Digital platform to cut wind farm costs in half

wind, Cleanco

Engineers in the UK are developing a digital platform to reduce the cost of running wind turbines and ramp up efficiency.

WindTwin will act like a pilots’ control panel for wind farm managers, giving them live condition checks on each turbine’s working parts.

It will feed data from sound sensors on the turbines’ gearbox, generator and other mechanical parts into a 3D virtual model or ‘digital twin’ that predicts which need fixing, and when.

This lets companies scrap scheduled maintenance and replace or repair broken parts before they do damage.

“The data this software generates has huge potential benefits for the wind turbine industry,” Brunel Innovation Centre’s Dr Miltiadis Kourmpetis said.

The savings could be vast – by 2025, running 5500 offshore turbines could cost a yearly £2 billion (AU$3.46 billion) – almost the same service bill as UK passenger planes.

“Our goal is to develop digital models or clones of a wind turbine that combine mathematical models describing the physics of the turbine’s operation, with sensor data from actual parts during day-to-day running,” Dr Kourmpetis said.

“These virtual models will allow wind farm operators to predict failure and plan maintenance, reducing maintenance costs and downtime.”
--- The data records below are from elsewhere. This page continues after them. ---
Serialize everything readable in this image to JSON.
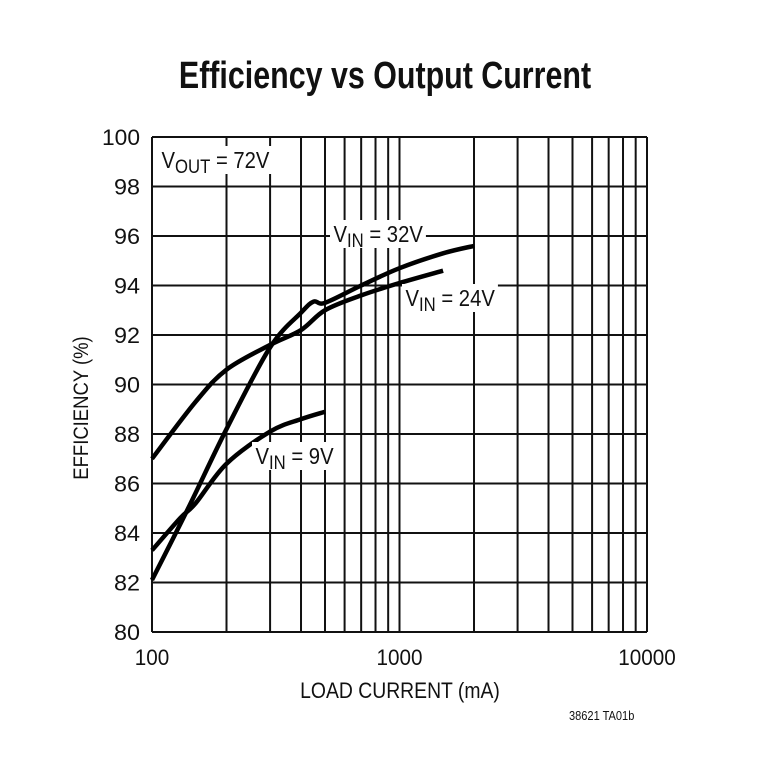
{
  "chart_data": {
    "type": "line",
    "title": "Efficiency vs Output Current",
    "xlabel": "LOAD CURRENT (mA)",
    "ylabel": "EFFICIENCY (%)",
    "xscale": "log",
    "xlim": [
      100,
      10000
    ],
    "ylim": [
      80,
      100
    ],
    "grid": true,
    "xticks": [
      "100",
      "1000",
      "10000"
    ],
    "yticks": [
      "80",
      "82",
      "84",
      "86",
      "88",
      "90",
      "92",
      "94",
      "96",
      "98",
      "100"
    ],
    "series": [
      {
        "name": "VIN = 9V",
        "x": [
          100,
          130,
          150,
          200,
          300,
          400,
          500
        ],
        "y": [
          83.3,
          84.6,
          85.2,
          86.8,
          88.1,
          88.6,
          88.9
        ]
      },
      {
        "name": "VIN = 24V",
        "x": [
          100,
          150,
          200,
          300,
          400,
          500,
          700,
          1000,
          1500
        ],
        "y": [
          87.0,
          89.3,
          90.6,
          91.6,
          92.2,
          93.0,
          93.6,
          94.1,
          94.6
        ]
      },
      {
        "name": "VIN = 32V",
        "x": [
          100,
          140,
          200,
          300,
          400,
          450,
          500,
          700,
          1000,
          1500,
          2000
        ],
        "y": [
          82.1,
          85.0,
          88.2,
          91.5,
          92.9,
          93.35,
          93.3,
          94.0,
          94.7,
          95.3,
          95.6
        ]
      }
    ],
    "annotations": {
      "vout": {
        "main": "V",
        "sub": "OUT",
        "rest": " = 72V"
      },
      "vin32": {
        "main": "V",
        "sub": "IN",
        "rest": " = 32V"
      },
      "vin24": {
        "main": "V",
        "sub": "IN",
        "rest": " = 24V"
      },
      "vin9": {
        "main": "V",
        "sub": "IN",
        "rest": " = 9V"
      }
    },
    "footnote": "38621 TA01b"
  }
}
The digital twin platform will use big data analytics and advanced visualisation and analysis to draw a real-time picture of the turbine’s condition.

This will help maintain and optimise real wind turbines, cutting upkeep costs by up to 30 per cent, researchers calculate.
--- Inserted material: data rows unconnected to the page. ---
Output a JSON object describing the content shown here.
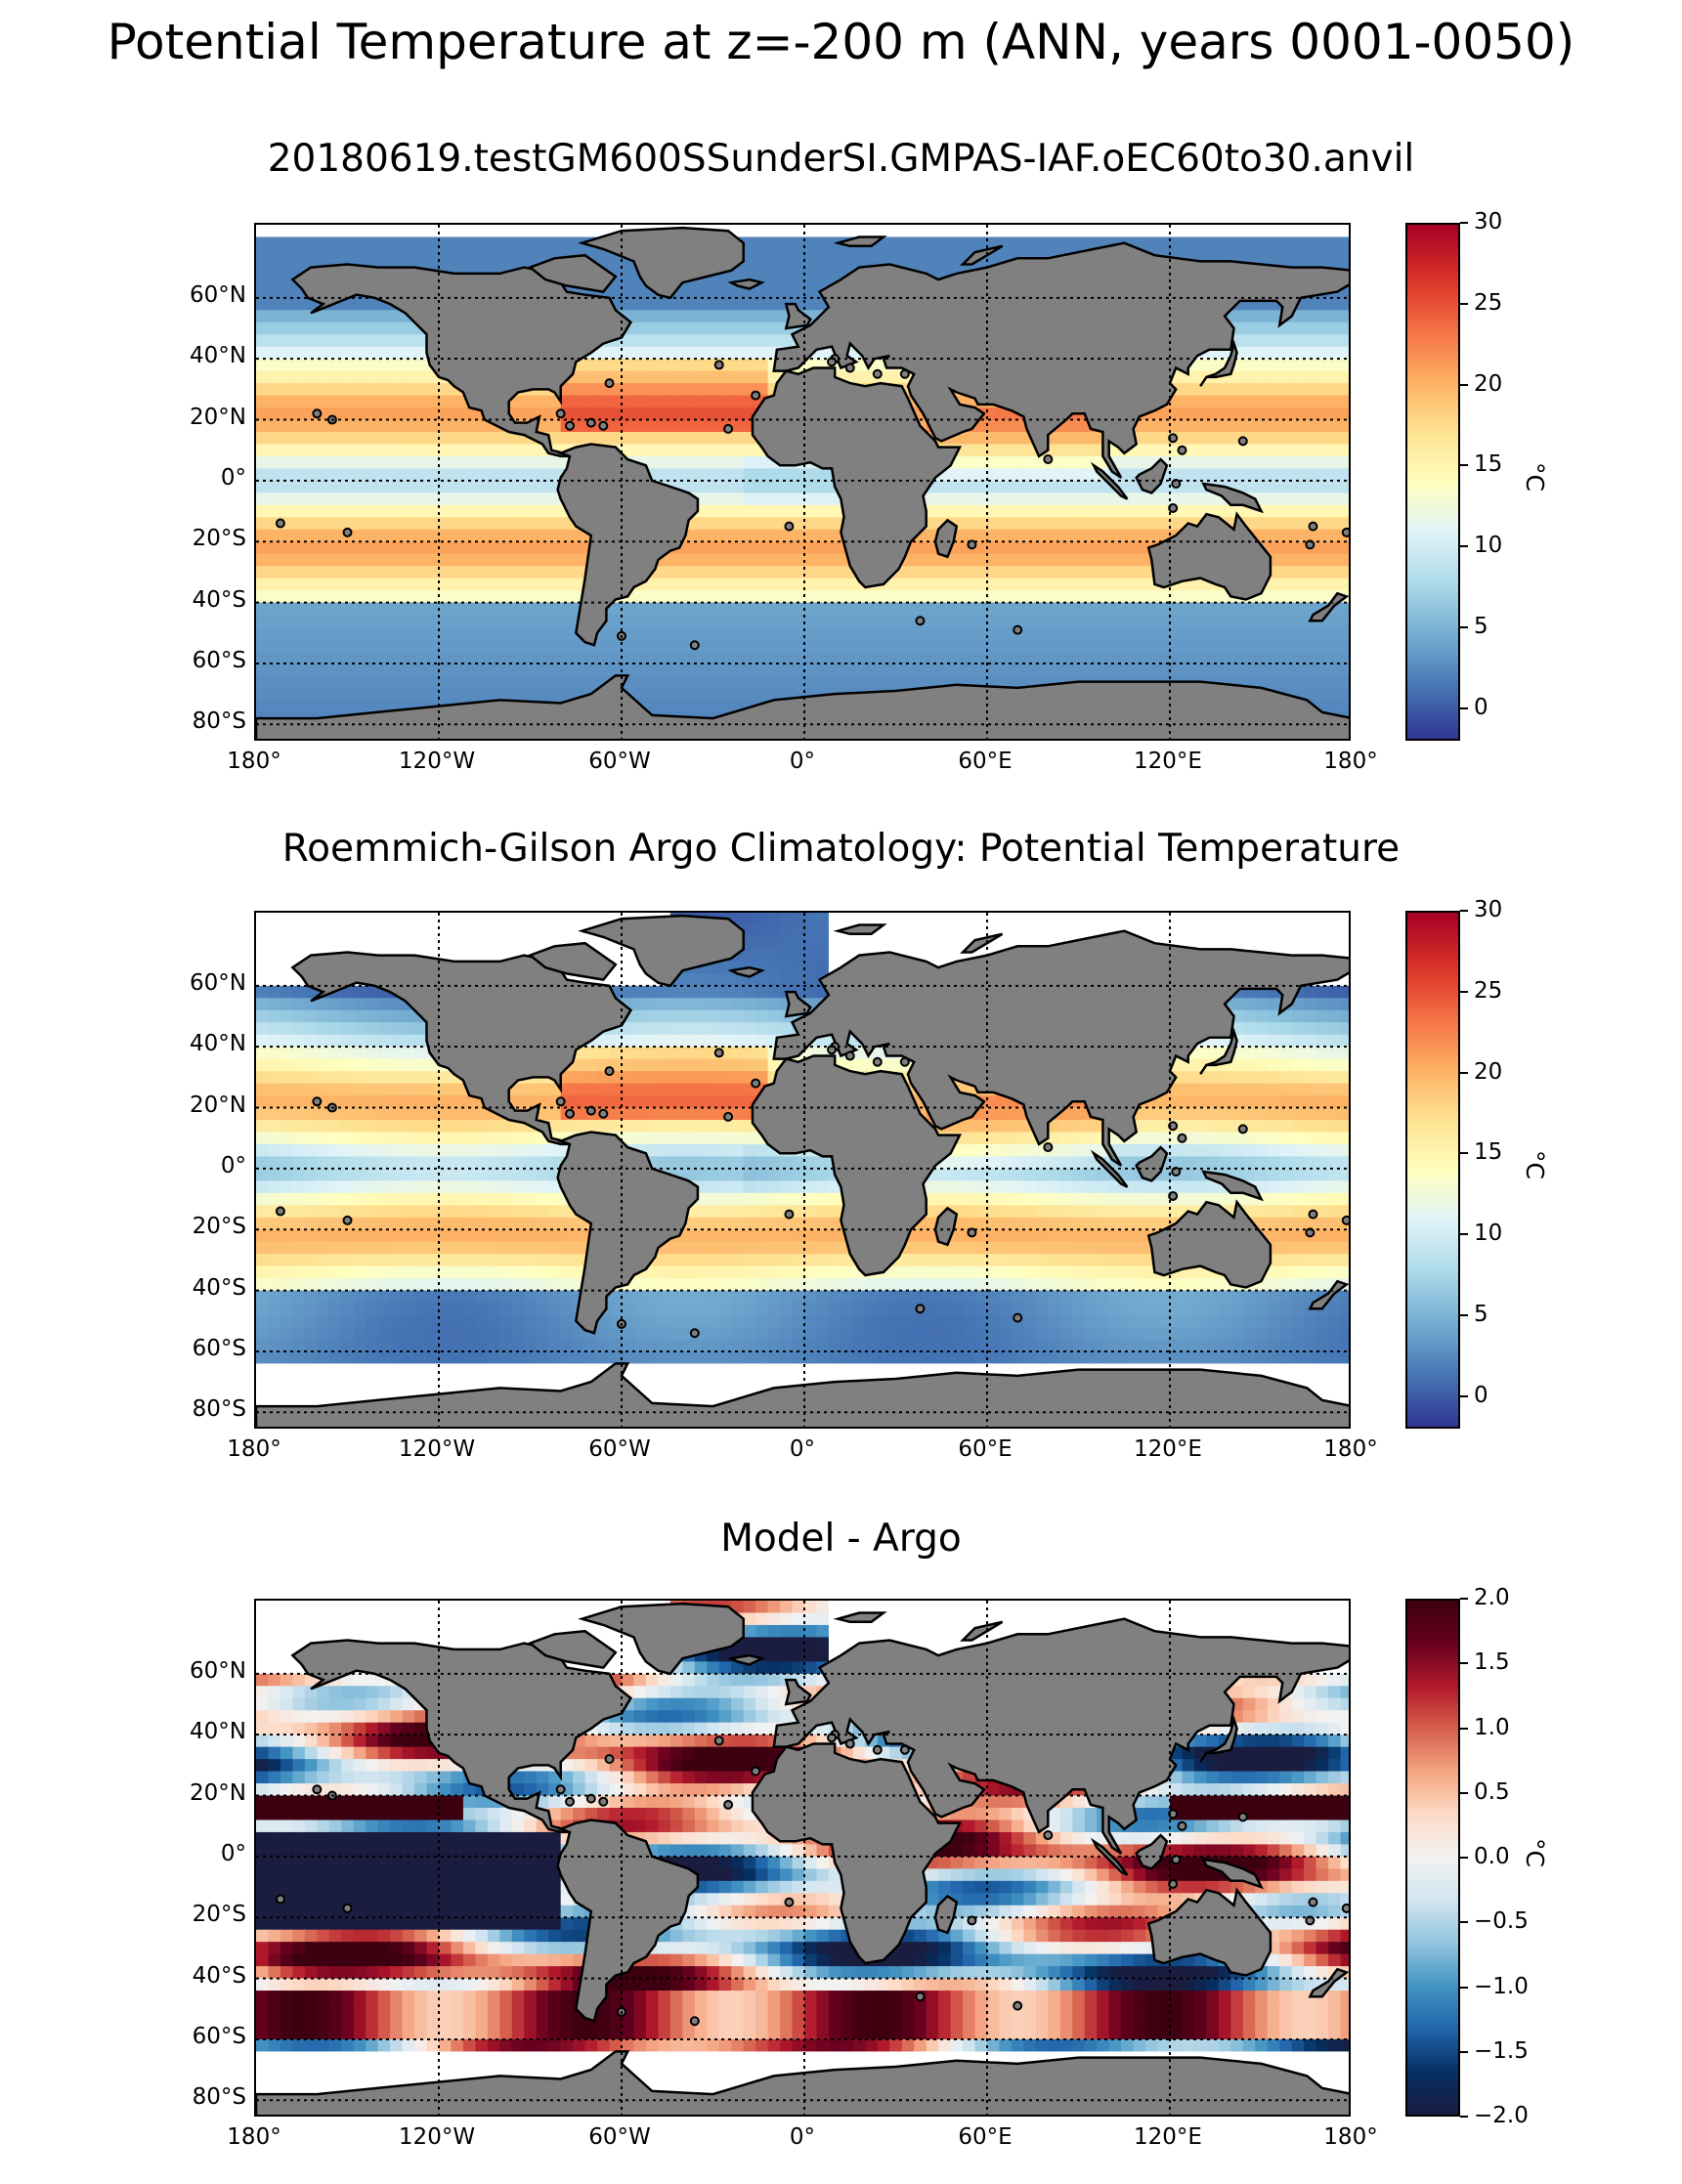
{
  "title": "Potential Temperature at z=-200 m (ANN, years 0001-0050)",
  "lon_labels": [
    "180°",
    "120°W",
    "60°W",
    "0°",
    "60°E",
    "120°E",
    "180°"
  ],
  "lat_labels": [
    "60°N",
    "40°N",
    "20°N",
    "0°",
    "20°S",
    "40°S",
    "60°S",
    "80°S"
  ],
  "colors": {
    "land": "#808080",
    "coast": "#000000",
    "missing": "#ffffff"
  },
  "panels": [
    {
      "title": "20180619.testGM600SSunderSI.GMPAS-IAF.oEC60to30.anvil",
      "cbar_ticks": [
        "30",
        "25",
        "20",
        "15",
        "10",
        "5",
        "0"
      ],
      "cbar_range": [
        -2,
        30
      ],
      "cbar_unit": "°C",
      "colormap": "RdYlBu_r",
      "cmap_stops": [
        "#313695",
        "#4575b4",
        "#74add1",
        "#abd9e9",
        "#e0f3f8",
        "#ffffbf",
        "#fee090",
        "#fdae61",
        "#f46d43",
        "#d73027",
        "#a50026"
      ]
    },
    {
      "title": "Roemmich-Gilson Argo Climatology: Potential Temperature",
      "cbar_ticks": [
        "30",
        "25",
        "20",
        "15",
        "10",
        "5",
        "0"
      ],
      "cbar_range": [
        -2,
        30
      ],
      "cbar_unit": "°C",
      "colormap": "RdYlBu_r",
      "cmap_stops": [
        "#313695",
        "#4575b4",
        "#74add1",
        "#abd9e9",
        "#e0f3f8",
        "#ffffbf",
        "#fee090",
        "#fdae61",
        "#f46d43",
        "#d73027",
        "#a50026"
      ]
    },
    {
      "title": "Model - Argo",
      "cbar_ticks": [
        "2.0",
        "1.5",
        "1.0",
        "0.5",
        "0.0",
        "−0.5",
        "−1.0",
        "−1.5",
        "−2.0"
      ],
      "cbar_range": [
        -2,
        2
      ],
      "cbar_unit": "°C",
      "colormap": "RdBu_r",
      "cmap_stops": [
        "#1a1c40",
        "#053061",
        "#2166ac",
        "#4393c3",
        "#92c5de",
        "#d1e5f0",
        "#f2f2f2",
        "#fddbc7",
        "#f4a582",
        "#d6604d",
        "#b2182b",
        "#67001f",
        "#3d0010"
      ]
    }
  ]
}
Early breakdown detection will up reliability by as much as 99.5 per cent and reduce losses from downtime by 70 per cent.

It also lets workers monitor and control entire wind farms digitally and remotely.

Digital twin technology is already changing manufacturing and forecasters predict billions of things will represented by a digital twin with aerospace, oil and gas and transport at the forefront.

The Brunel Innovation Centre team working on WindTwin will target parts for monitoring and use their own machine learning algorithms to crunch the data.

They’ll also identify sensors needed to track faults.

Brunel University London is working on the £1.4M 30-month WindTwin projects with experts including Agility3, ESI and TWI.

Funded by the government’s Innovate UK, they plan to sell the digital twin platform worldwide and look at how other industries could use it.